Como fanática de la era de finales de los 90 y los 2000, me veía en la obligación moral de recomendar algunas películas de la época para este 14 de febrero. Al fin y al cabo, eran años mejores, con Britney Spears liderando la industria musical y con películas de adolescentes que se enamoraban en el instituto. Esta selección está adaptada tanto al que desee distraerse con una película sencilla, como al que tenga ganas de llorar este San Valentín.

7. Drive me crazy (1999)

Chase (Adrian Greiner) y Nicole (Melissa Joan Hart) en una escena de «Drive me crazy» | Fuente: Hello Giggles

Drive me crazy está protagonizada por Adrian Grenier (El diablo viste de prada) y Melissa Joan Hart (Sabrina, the teenage witch). Dirigida por John Schultz, está basada en el libro de Todd Strasser, How I created my perfect prom date. Narra la historia de Nicole Maris y Chase Hammond, dos vecinos que fueron grandes amigos en la infancia, pero que se separaron con el paso del tiempo.

La trama mantiene un cliché muy recurrido en el mundo del cine: ella, una joven popular y divertida, él, un adolescente desaliñado que detesta el instituto y a sus estudiantes. Sus caminos se reencuentran cuando Nicole propone a Chase acompañarla al baile de fin de curso a cambio de darle celos a su ex novia Dulcie.

El ambiente de la película te transporta rápidamente al pasado, tanto por el estilo de los personajes (los cortes de pelo y la ropa recuerdan inevitablemente a los 2000), como por la banda sonora, en la que se incluyen temas como I want it that way, de los Backstreet Boys, o Drive me crazy, de Britney Spears. La película no tiene mayor pretensión que la de entretener y distraer al espectador, por lo que viene como anillo al dedo para el San Valentín de este año, que tiene lugar en una época donde la realidad ha superado la ficción.

6. 10 razones para odiarte (1999)

Patrick Verona (Heath Ledger) y Kat Stratford (Julia Stiles) en una escena de la película. | Fuente: Just Watch

Este clásico del cine adolescente está dirigido por Gil Junger (Cosas de gemelas). Es una adaptación contemporánea de la obra de teatro de William Shakespeare La fierecilla domada.

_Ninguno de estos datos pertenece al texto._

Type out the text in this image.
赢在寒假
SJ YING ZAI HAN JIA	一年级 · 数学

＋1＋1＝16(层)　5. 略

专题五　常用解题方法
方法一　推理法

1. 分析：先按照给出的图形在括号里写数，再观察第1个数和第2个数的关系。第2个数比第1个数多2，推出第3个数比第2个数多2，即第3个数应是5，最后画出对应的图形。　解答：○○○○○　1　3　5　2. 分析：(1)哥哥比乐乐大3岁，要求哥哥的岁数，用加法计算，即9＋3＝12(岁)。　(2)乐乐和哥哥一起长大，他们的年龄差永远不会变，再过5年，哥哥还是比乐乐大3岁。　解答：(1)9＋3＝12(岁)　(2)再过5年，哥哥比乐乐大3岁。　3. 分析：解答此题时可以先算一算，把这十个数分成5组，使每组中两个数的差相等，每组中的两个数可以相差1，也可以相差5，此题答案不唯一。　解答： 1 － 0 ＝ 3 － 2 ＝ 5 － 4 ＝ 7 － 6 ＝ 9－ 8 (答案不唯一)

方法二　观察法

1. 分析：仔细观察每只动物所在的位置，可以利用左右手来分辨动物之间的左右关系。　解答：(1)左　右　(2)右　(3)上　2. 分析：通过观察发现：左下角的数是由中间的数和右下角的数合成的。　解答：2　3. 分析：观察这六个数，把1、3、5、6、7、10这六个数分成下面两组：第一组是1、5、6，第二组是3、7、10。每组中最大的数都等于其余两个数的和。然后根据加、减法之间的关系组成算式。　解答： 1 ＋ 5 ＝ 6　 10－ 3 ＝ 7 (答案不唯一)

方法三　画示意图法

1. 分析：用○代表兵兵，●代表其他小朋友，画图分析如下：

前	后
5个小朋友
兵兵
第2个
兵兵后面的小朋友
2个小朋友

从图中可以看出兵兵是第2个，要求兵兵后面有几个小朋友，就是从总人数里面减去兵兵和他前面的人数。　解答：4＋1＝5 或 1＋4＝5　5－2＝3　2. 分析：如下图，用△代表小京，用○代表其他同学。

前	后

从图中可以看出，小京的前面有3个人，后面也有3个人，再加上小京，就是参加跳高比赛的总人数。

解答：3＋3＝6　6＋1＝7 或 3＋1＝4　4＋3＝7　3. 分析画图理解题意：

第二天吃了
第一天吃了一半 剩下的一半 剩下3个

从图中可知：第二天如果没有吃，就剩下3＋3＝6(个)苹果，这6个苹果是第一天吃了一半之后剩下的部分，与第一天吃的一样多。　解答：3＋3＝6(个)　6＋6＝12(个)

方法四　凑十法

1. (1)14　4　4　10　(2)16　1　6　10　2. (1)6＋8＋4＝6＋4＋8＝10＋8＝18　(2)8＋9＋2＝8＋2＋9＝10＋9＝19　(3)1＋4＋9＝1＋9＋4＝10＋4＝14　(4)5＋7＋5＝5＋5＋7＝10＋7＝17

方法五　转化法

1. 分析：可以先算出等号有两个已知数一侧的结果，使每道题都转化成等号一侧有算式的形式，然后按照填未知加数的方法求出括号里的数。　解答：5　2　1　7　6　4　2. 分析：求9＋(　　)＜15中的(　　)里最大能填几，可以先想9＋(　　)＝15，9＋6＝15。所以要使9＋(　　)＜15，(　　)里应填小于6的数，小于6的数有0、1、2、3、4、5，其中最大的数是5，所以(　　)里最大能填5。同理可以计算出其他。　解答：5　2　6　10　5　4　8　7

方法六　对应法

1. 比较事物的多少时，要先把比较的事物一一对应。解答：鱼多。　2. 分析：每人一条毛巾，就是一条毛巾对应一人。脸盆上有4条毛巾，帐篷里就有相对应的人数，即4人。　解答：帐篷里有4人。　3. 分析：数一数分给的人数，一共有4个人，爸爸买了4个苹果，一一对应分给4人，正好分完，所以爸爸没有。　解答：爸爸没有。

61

Un jovencísimo Joseph Gordon-Levitt (500 días sin ti, Origen) encarna a Cameron James, un nuevo estudiante del Padua High School en Seattle. Este se enamora perdidamente de Bianca Stratford, a la que da vida Larisa Oleynik (The Baby Sitters Club). Cameron le pide una cita, pero hay un inconveniente: el padre de Bianca no le deja salir a no ser que su hermana Kat, interpretada por Julia Stiles (El lado bueno de las cosas) lo haga también.

Sin embargo, Kat, mayor que Bianca y completamente distinta a ella, no está por la labor de salir con ningún chico. Es ahí cuando Cameron decide hablar con Patrick Verona, llevado a la pantalla por Heath Ledger (Brokeback mountain, El caballero oscuro), un estudiante rodeado de rumores y misterio. Cameron le soborna para salir con Kat, y, aunque al principio Patrick lo hace por dinero, finalmente se enamora de ella.

La historia de Patrick y Kat nos ha dejado momentos tan icónicos como el de Heath Ledger cantando Can’t take my eyes off you, del grupo The Four Seasons, en la grada del patio del instituto, o el discurso final de Kat, que le da título al film.

De nuevo, la banda sonora es de lo mejor de 10 razones para odiarte. Así, tenemos canciones como Bad reputation de Joan Jett, y un gran repertorio de música del grupo Letters to Cleo (que además aparece en la película) en el que se incluyen grandes temas como Cruel to be kind o I want you to want me.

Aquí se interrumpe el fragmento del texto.